OK, sure, it’s kind of an odd time of year to think about planting a garden. Here in Michigan, most of the gardens are a bit past their prime and are starting the slow slide toward the Autumn die-off. Still, seeing all of the plants putting out seed pods has reminded me once again how much networking and gardening have in common. In particular, I’m thinking about the parallels between the different types of plantings and their corresponding networking connections.

  • Food crops. Whether vegetables in the garden or fruit trees in the orchard, these are the ones that directly put food on the table. In networking, these are the folks who either directly buy from you or can refer people who want to buy from you.
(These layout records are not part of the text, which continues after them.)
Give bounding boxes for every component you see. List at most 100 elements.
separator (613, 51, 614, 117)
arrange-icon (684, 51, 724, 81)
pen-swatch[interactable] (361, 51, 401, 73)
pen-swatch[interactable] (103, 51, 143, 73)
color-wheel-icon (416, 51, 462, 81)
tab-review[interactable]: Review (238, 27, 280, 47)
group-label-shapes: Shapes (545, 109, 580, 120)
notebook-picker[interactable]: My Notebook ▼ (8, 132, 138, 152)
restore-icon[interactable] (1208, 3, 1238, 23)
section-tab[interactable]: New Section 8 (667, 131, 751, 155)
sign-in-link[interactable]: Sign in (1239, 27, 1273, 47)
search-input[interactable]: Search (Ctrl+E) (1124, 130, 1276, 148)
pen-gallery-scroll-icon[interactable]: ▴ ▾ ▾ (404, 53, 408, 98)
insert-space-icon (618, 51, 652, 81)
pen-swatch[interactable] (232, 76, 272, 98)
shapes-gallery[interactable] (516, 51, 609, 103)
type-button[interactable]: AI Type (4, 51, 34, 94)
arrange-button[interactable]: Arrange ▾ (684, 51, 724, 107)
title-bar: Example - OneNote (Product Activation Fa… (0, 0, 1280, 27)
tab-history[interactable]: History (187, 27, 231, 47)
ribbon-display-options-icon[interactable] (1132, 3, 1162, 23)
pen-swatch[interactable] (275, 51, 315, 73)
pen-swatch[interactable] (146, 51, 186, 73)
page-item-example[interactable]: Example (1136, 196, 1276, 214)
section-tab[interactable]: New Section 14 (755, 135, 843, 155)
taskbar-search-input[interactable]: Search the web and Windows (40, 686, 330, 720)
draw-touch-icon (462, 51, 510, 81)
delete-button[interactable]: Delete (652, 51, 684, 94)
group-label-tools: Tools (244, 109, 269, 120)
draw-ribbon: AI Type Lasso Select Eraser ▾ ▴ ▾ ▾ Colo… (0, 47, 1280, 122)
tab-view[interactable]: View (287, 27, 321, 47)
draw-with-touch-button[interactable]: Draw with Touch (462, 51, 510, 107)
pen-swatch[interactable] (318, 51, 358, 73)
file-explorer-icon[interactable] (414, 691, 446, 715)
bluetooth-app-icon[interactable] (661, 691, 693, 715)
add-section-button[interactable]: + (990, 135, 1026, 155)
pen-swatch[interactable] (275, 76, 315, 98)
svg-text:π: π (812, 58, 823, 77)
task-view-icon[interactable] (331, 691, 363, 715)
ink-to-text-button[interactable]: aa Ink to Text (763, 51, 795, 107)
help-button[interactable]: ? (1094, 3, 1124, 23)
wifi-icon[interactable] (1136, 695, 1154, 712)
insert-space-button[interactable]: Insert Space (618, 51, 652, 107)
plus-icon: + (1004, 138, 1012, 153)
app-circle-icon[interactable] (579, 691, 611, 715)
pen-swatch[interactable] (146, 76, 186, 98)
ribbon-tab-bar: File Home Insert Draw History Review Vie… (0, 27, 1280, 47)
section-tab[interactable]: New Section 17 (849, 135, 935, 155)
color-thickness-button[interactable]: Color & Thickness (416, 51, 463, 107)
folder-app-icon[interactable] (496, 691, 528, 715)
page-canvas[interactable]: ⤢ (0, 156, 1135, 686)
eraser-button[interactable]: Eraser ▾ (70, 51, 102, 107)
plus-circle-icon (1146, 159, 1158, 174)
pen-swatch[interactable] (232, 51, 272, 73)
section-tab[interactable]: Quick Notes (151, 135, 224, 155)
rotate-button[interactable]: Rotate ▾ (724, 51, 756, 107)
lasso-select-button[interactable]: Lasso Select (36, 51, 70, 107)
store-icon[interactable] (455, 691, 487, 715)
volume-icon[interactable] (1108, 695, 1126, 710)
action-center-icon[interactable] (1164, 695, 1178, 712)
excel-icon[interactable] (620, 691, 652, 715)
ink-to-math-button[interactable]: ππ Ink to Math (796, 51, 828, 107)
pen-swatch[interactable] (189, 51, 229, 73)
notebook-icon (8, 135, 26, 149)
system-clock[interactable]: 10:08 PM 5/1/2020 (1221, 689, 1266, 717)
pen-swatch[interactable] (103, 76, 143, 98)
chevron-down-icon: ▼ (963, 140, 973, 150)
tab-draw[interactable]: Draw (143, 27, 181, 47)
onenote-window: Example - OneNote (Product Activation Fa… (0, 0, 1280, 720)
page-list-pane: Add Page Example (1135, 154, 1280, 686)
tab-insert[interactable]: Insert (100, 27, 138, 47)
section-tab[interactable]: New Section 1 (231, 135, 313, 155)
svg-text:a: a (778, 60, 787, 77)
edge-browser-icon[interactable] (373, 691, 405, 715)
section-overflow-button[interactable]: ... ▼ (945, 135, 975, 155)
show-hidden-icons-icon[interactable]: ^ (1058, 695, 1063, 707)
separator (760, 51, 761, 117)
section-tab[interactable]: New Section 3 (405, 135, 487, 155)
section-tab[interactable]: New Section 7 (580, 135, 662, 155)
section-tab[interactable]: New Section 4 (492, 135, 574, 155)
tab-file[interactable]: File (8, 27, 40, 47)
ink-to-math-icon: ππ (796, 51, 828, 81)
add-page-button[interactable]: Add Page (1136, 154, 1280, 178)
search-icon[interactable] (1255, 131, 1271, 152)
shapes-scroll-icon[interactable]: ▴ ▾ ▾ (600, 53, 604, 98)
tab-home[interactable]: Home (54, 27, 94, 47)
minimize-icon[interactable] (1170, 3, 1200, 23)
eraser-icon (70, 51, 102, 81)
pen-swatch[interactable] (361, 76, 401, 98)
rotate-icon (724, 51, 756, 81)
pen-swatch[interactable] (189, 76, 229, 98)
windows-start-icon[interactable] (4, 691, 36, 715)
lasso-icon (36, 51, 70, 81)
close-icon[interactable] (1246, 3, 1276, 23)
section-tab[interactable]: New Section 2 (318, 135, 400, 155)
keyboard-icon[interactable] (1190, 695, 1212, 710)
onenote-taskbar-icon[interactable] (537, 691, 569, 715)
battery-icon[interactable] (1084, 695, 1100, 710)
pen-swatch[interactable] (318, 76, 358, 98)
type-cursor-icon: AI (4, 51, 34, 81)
  • Ornamentals. Flowers and foliage of all descriptions, not to eat, but to nourish the soul in other ways. These would correspond to your contacts who provide you with opportunities other than strictly business. Maybe they can recommend good hotels for your next trip. Perhaps they can write a reference for your son to get into college. They might even advise you on business issues with which they have experience.
  • Grown from seed. Pretty self-explanatory on the gardening side. With your network, these would be the folks you meet and develop without an introduction. As with gardening, it takes a lot longer to cultivate these specimens.
  • Rooted stock. If you’ve ever purchased a tomato plant, instead of growing it from seed, that’s what I mean. The equivalent networking connection would be someone whom you meet through one of your existing connections. In both cases, it gives you a jump on achieving the desired result with a lot less work.
  • Perennials. Plants that come back, year after year, would correspond to your long-term connections that continue to pass you referrals. They might not always be flashy, but they are there for you for the long haul.
  • Annuals. While they can have a longer and more colorful bloom season, these plants fade away at the end of the season. “Annual” networkers can put you in touch with people right away, but for whatever reason, they aren’t big on maintaining their relationships which tend to fade fairly quickly unless you do something extraordinary to keep in touch yourself.
  • Weeds. These are the folks who don’t so much network as look around for others to take advantage of. They are best removed from your network as soon as you discover them. All they do is take up time and space better devoted to those with whom you would like to establish and build mutually beneficial relationships.
Of course, as with any garden, your network is best served by a good mixture. You want your “perennial food crops” who keep passing you good business, year after year, but sometimes just as important are those “annual ornamentals”, who can put you in touch with a great venue for your next meeting. Don’t shun anyone (but the weeds) from your networking garden and you should be reaping a rewarding harvest for many more years.